The iPhone 15 models all feature USB-C ports on the bottom. It’s the design change that many iPhone users have been waiting for. The port doesn’t also bring faster charging speeds than previous iPhone generations. But iPhone 15 battery tests have shown that every model can offer all-day battery life, with the Plus taking the crown.
While many iPhone 15 owners might not worry about battery life, power users could always need extra charge during the day. And that’s where some of them might encounter a problem. It turns out the iPhone 15’s USB-C port can pose a problem for some power banks. Rather than the external battery pack charging the handset, the iPhone 15 might actually start charging the power bank instead.

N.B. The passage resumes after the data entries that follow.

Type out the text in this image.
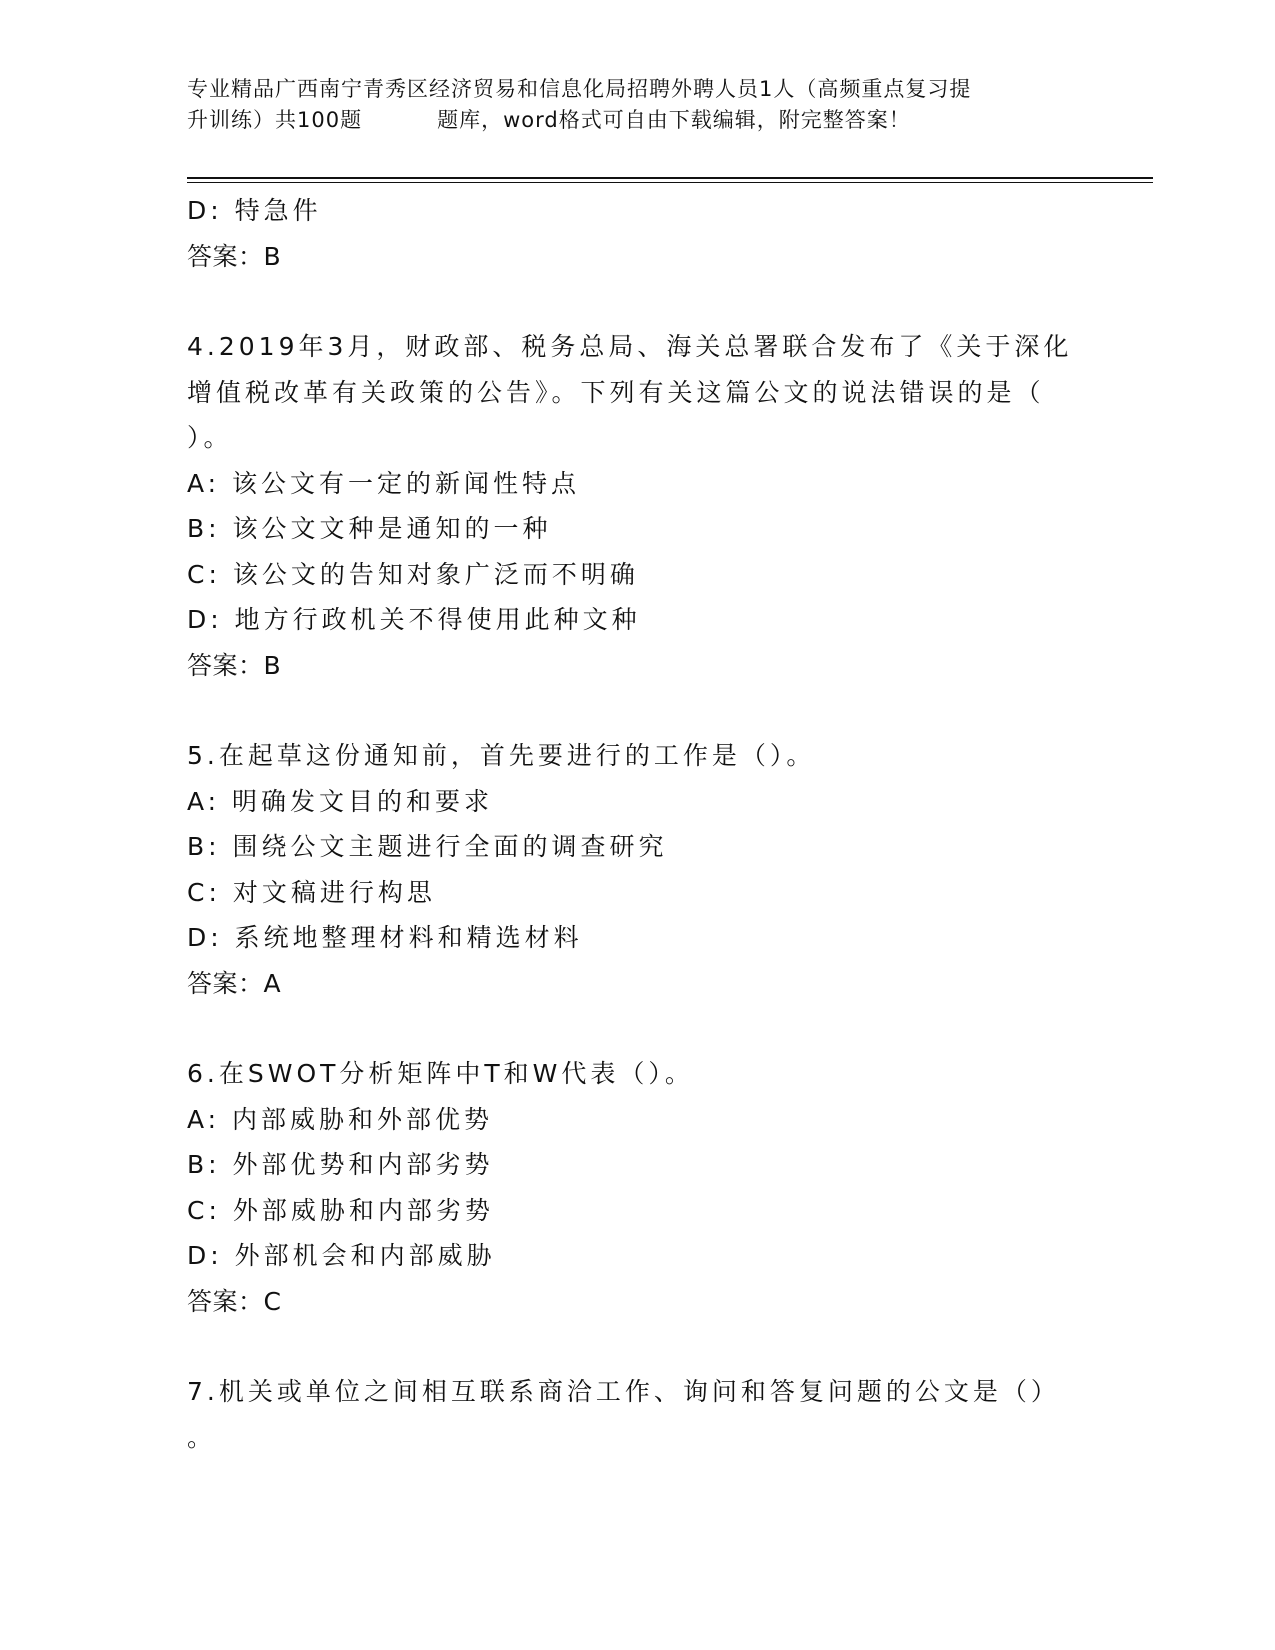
专业精品广西南宁青秀区经济贸易和信息化局招聘外聘人员1人（高频重点复习提
升训练）共100题	题库，word格式可自由下载编辑，附完整答案！
D: 特急件
答案：B
4.2019年3月，财政部、税务总局、海关总署联合发布了《关于深化
增值税改革有关政策的公告》。下列有关这篇公文的说法错误的是（
）。
A: 该公文有一定的新闻性特点
B: 该公文文种是通知的一种
C: 该公文的告知对象广泛而不明确
D: 地方行政机关不得使用此种文种
答案：B
5.在起草这份通知前，首先要进行的工作是（）。
A: 明确发文目的和要求
B: 围绕公文主题进行全面的调查研究
C: 对文稿进行构思
D: 系统地整理材料和精选材料
答案：A
6.在SWOT分析矩阵中T和W代表（）。
A: 内部威胁和外部优势
B: 外部优势和内部劣势
C: 外部威胁和内部劣势
D: 外部机会和内部威胁
答案：C
7.机关或单位之间相互联系商洽工作、询问和答复问题的公文是（）
。
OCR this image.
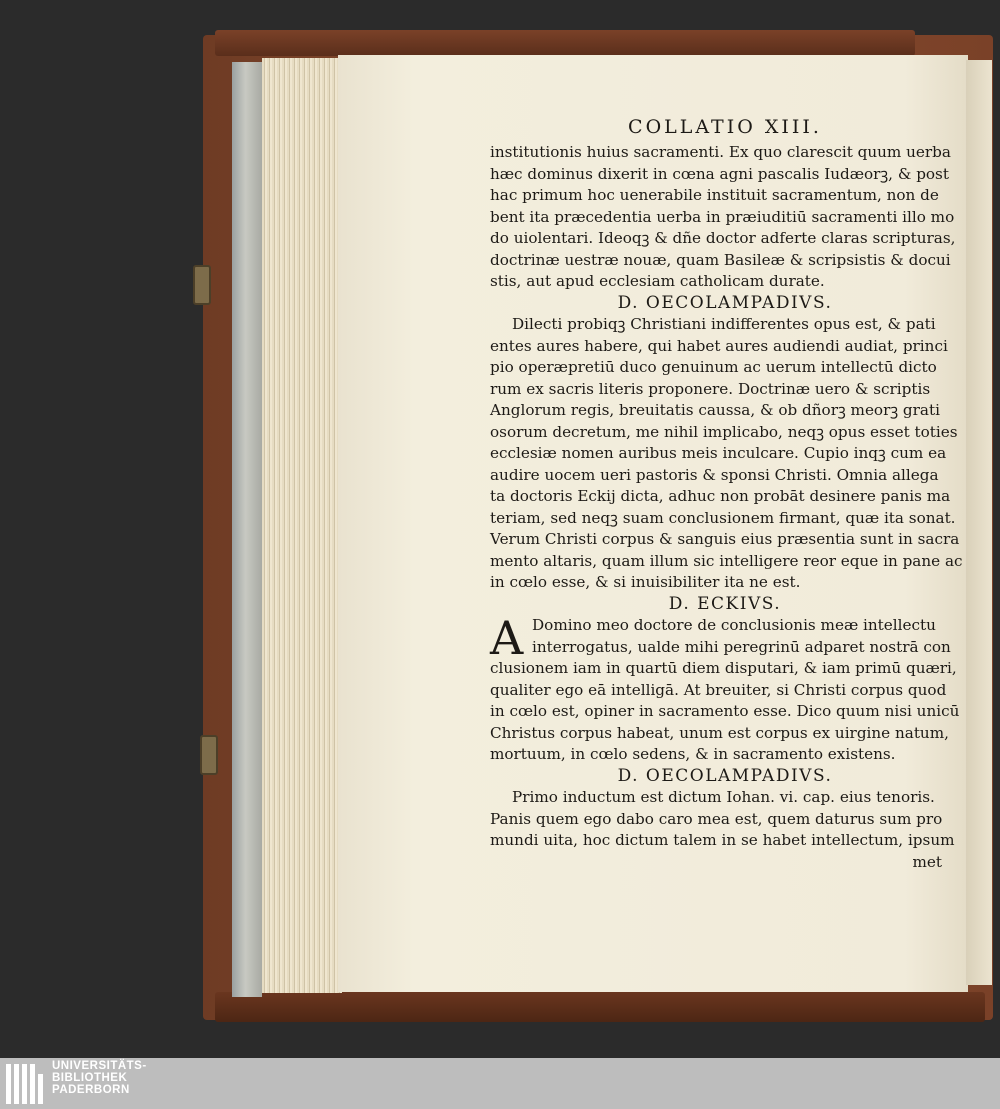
COLLATIO XIII.
institutionis huius sacramenti. Ex quo clarescit quum uerba
hæc dominus dixerit in cœna agni pascalis Iudæorꝫ, & post
hac primum hoc uenerabile instituit sacramentum, non de
bent ita præcedentia uerba in præiuditiū sacramenti illo mo
do uiolentari. Ideoqꝫ & dñe doctor adferte claras scripturas,
doctrinæ uestræ nouæ, quam Basileæ & scripsistis & docui
stis, aut apud ecclesiam catholicam durate.
D. OECOLAMPADIVS.
Dilecti probiqꝫ Christiani indifferentes opus est, & pati
entes aures habere, qui habet aures audiendi audiat, princi
pio operæpretiū duco genuinum ac uerum intellectū dicto
rum ex sacris literis proponere. Doctrinæ uero & scriptis
Anglorum regis, breuitatis caussa, & ob dñorꝫ meorꝫ grati
osorum decretum, me nihil implicabo, neqꝫ opus esset toties
ecclesiæ nomen auribus meis inculcare. Cupio inqꝫ cum ea
audire uocem ueri pastoris & sponsi Christi. Omnia allega
ta doctoris Eckij dicta, adhuc non probāt desinere panis ma
teriam, sed neqꝫ suam conclusionem firmant, quæ ita sonat.
Verum Christi corpus & sanguis eius præsentia sunt in sacra
mento altaris, quam illum sic intelligere reor eque in pane ac
in cœlo esse, & si inuisibiliter ita ne est.
D. ECKIVS.
A Domino meo doctore de conclusionis meæ intellectu
interrogatus, ualde mihi peregrinū adparet nostrā con
clusionem iam in quartū diem disputari, & iam primū quæri,
qualiter ego eā intelligā. At breuiter, si Christi corpus quod
in cœlo est, opiner in sacramento esse. Dico quum nisi unicū
Christus corpus habeat, unum est corpus ex uirgine natum,
mortuum, in cœlo sedens, & in sacramento existens.
D. OECOLAMPADIVS.
Primo inductum est dictum Iohan. vi. cap. eius tenoris.
Panis quem ego dabo caro mea est, quem daturus sum pro
mundi uita, hoc dictum talem in se habet intellectum, ipsum
met
UNIVERSITÄTS-
BIBLIOTHEK
PADERBORN
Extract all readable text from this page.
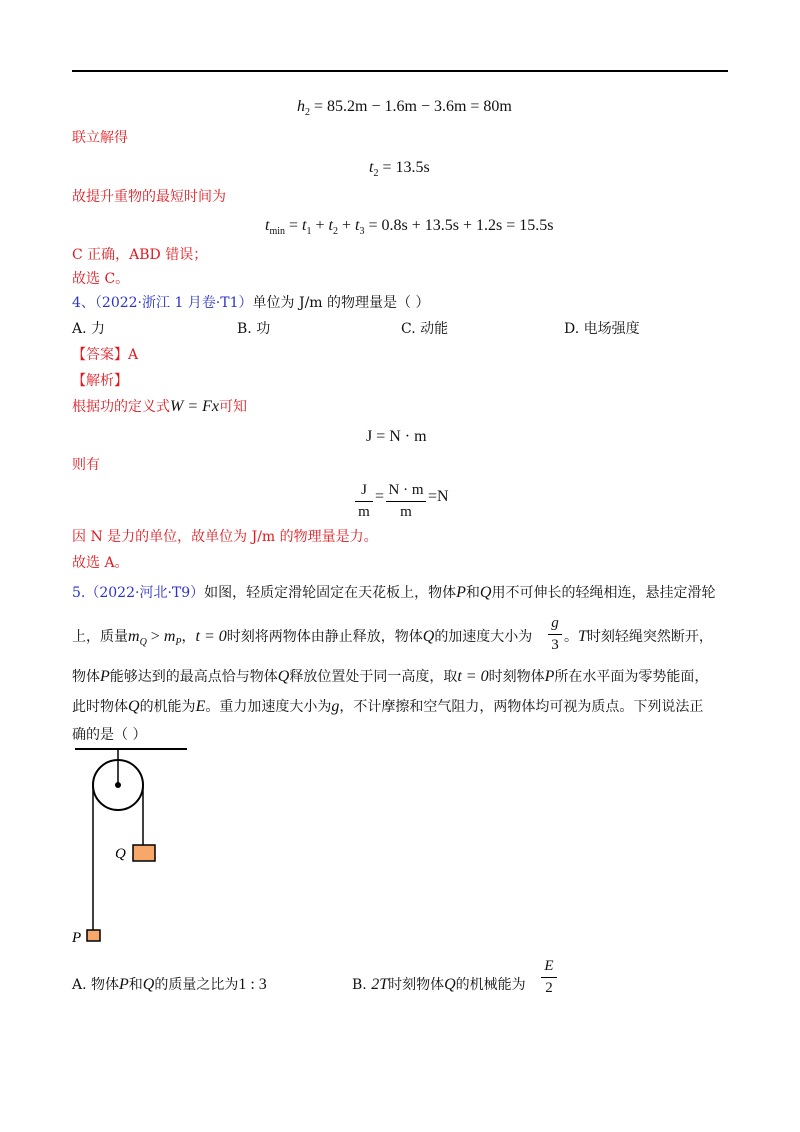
$h_2 = 85.2m - 1.6m - 3.6m = 80m$
联立解得
$t_2 = 13.5s$
故提升重物的最短时间为
$t_{min} = t_1 + t_2 + t_3 = 0.8s + 13.5s + 1.2s = 15.5s$
C 正确，ABD 错误；
故选 C。
4、（2022·浙江 1 月卷·T1）单位为 J/m 的物理量是（ ）
A. 力	B. 功	C. 动能	D. 电场强度
【答案】A
【解析】
根据功的定义式W = Fx可知
J = N · m
则有
J
m
= N · m
m
=N
因 N 是力的单位，故单位为 J/m 的物理量是力。
故选 A。
5.（2022·河北·T9）如图，轻质定滑轮固定在天花板上，物体P和Q用不可伸长的轻绳相连，悬挂定滑轮
上，质量$m_Q > m_P$，t = 0时刻将两物体由静止释放，物体Q的加速度大小为
g
3 。T时刻轻绳突然断开，
物体P能够达到的最高点恰与物体Q释放位置处于同一高度，取t = 0时刻物体P所在水平面为零势能面，
此时物体Q的机能为E。重力加速度大小为g，不计摩擦和空气阻力，两物体均可视为质点。下列说法正
确的是（ ）
Q
P
A. 物体P和Q的质量之比为1 : 3	B. 2T时刻物体Q的机械能为
E
2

Thanks to the USB-C port, any iPhone 15 model can recharge other gadgets at speeds of up to 4.5W. Apple initially advertised the Apple Watch and AirPods as devices that can benefit from the feature. But iPhone 15 models will also recharge Android phones, iPads, and other gadgets. Among them, Reddit users found that some power banks will not recharge the iPhone. Instead, it’s the other way around.
A Reddit user said they tried to use a new Anker battery to recharge the iPhone 15, but they found the iPhone began charging the power bank instead. MacRumors says other power banks might be similarly impacted.
One Anker customer heard from the company on a specific model, the PowerCore Slim 10K PD. Apparently, the only way to recharge the iPhone 15 from the battery is to use a USB-A to USB-C cable.
This isn’t great news. We’ve wanted Apple to switch to USB-C so we can use only USB-C to USB-C cables with all our gadgets. This predicament forces you to carry another cable or a dongle with certain power banks.
This is likely the result of what appears to be an oversight from Apple for the iPhone 15’s reverse charging feature, as we saw with real-life experiments. There’s no menu in the Settings app to manage the feature. When connecting an iPhone 15 to a Pixel, testers found that either device could recharge the other, and it all seemed random. The same happened with an iPhone 15 to iPad connection.
What Apple could do to fix this unexpected issue is let the user decide when to use the iPhone 15 to recharge other devices. Maybe a notification or prompt on the screen would inform the user that the iPhone 15 can recharge an external device. In such a case, the user could easily block reverse charging and have the iPhone recharged instead.